Di Kecamatan Jatirejo koordinasi dengan Ketua AKDP Kec  Jatirejo dilakukan pemaparan terkait tiadanya perubahan perilaku ketua UPK setelah di beri kesempatan yang kedua oleh Forum MAD dan meminta AKDP agar bersama Kades yang lain memikirkan cara yang di inginkan masyarakat jatirejo terkait pelestarian program ke depan karena Ketua UPK sudah tidak bisa di percaya lagi padahal lembaga BP dan BKAD sudah merekomendasi untuk tidak dipilih lagi tetapi kades saat itu malah sebaliknya. Saya sekarang minta pertanggungjawaban para Kades agar bisa membetulkan kesalahan yang kemarin di MAD LPJ UPK saat MAD 2 yang akan dilaksanakan tidak lama lagi dengan cara yang di kehendaki atau gaya kec Jatirejo. Akhirnya di sepakati penetapan keputusan kinerja ketua lewat tim formatur dengan keputusan pemberhentian ketua UPK.
Pertemuan dengan Camat Jatirejo juga pembahasan bukti terbaru penyalahgunaan dana dan indisipliner ketua UPK dan rencana MAD 2 dengan tim formatur. Meskipun awalnya agak alot tetapi akhirnya Camat bisa memahami dan berjanji akan melaksanakan saat MAD nanti. Sedang di Kecamatan Kutorejo silaturahmi sekaligus monitoring secara sampling administrasi kelompok di desa Sawo di Kelompok Karangjati dengan Ketua kelompok ibu Dewi Kiswati.
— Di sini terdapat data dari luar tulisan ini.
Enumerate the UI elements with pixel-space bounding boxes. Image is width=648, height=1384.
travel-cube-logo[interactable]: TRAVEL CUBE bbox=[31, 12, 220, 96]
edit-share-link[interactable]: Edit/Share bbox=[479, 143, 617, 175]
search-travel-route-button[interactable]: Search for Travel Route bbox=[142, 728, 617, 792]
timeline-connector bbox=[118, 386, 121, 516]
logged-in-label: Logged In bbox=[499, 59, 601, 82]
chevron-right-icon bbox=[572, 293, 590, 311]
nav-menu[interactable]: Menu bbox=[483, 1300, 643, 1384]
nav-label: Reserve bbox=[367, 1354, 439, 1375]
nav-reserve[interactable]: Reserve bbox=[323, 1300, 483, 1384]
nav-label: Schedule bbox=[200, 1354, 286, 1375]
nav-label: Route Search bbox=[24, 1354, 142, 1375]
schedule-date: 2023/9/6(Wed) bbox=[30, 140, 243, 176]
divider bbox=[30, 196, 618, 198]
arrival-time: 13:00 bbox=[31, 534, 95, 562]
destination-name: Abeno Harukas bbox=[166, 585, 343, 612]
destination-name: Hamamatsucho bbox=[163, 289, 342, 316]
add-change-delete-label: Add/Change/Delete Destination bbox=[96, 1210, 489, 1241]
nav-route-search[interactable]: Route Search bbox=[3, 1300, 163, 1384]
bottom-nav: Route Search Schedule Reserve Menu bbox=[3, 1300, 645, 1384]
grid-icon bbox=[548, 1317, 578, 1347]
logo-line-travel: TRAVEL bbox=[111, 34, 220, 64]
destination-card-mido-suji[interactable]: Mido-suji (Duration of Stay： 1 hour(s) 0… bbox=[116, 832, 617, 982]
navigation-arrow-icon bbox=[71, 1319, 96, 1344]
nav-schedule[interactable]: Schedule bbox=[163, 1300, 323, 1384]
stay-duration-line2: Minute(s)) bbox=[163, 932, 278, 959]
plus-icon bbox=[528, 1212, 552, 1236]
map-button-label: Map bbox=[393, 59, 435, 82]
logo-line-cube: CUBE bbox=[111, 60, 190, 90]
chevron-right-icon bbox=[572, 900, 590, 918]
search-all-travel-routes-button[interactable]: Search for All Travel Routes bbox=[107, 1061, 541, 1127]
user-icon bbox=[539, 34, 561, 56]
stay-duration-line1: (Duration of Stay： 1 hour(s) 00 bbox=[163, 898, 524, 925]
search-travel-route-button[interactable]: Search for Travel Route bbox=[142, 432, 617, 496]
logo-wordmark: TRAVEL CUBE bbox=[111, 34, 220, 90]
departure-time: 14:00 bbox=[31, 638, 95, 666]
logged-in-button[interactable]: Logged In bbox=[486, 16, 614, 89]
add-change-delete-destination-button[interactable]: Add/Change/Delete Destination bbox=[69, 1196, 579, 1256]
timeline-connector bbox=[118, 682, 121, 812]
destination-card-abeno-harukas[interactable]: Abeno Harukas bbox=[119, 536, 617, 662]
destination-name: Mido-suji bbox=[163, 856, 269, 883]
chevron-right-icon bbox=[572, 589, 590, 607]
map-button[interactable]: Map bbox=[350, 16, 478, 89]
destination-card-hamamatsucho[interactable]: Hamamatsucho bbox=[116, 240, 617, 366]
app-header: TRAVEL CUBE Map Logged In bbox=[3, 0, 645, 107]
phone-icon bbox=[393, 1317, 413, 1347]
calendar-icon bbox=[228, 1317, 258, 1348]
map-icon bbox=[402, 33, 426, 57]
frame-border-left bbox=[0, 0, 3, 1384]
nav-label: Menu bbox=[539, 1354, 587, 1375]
Administrasi kelompok cukup tertib hanya kartu anggota masih ada yang di bawa ketua dengan alasan anggota takut hilang bila di bawa sendiri. Telah di jelaskan pentingnya administrasi yang transparan selain untuk pertanggungjawaban juga untuk menghindari fitanah dan hal-hal yang tidak di inginkan terkait lupa dan lain sebagainya.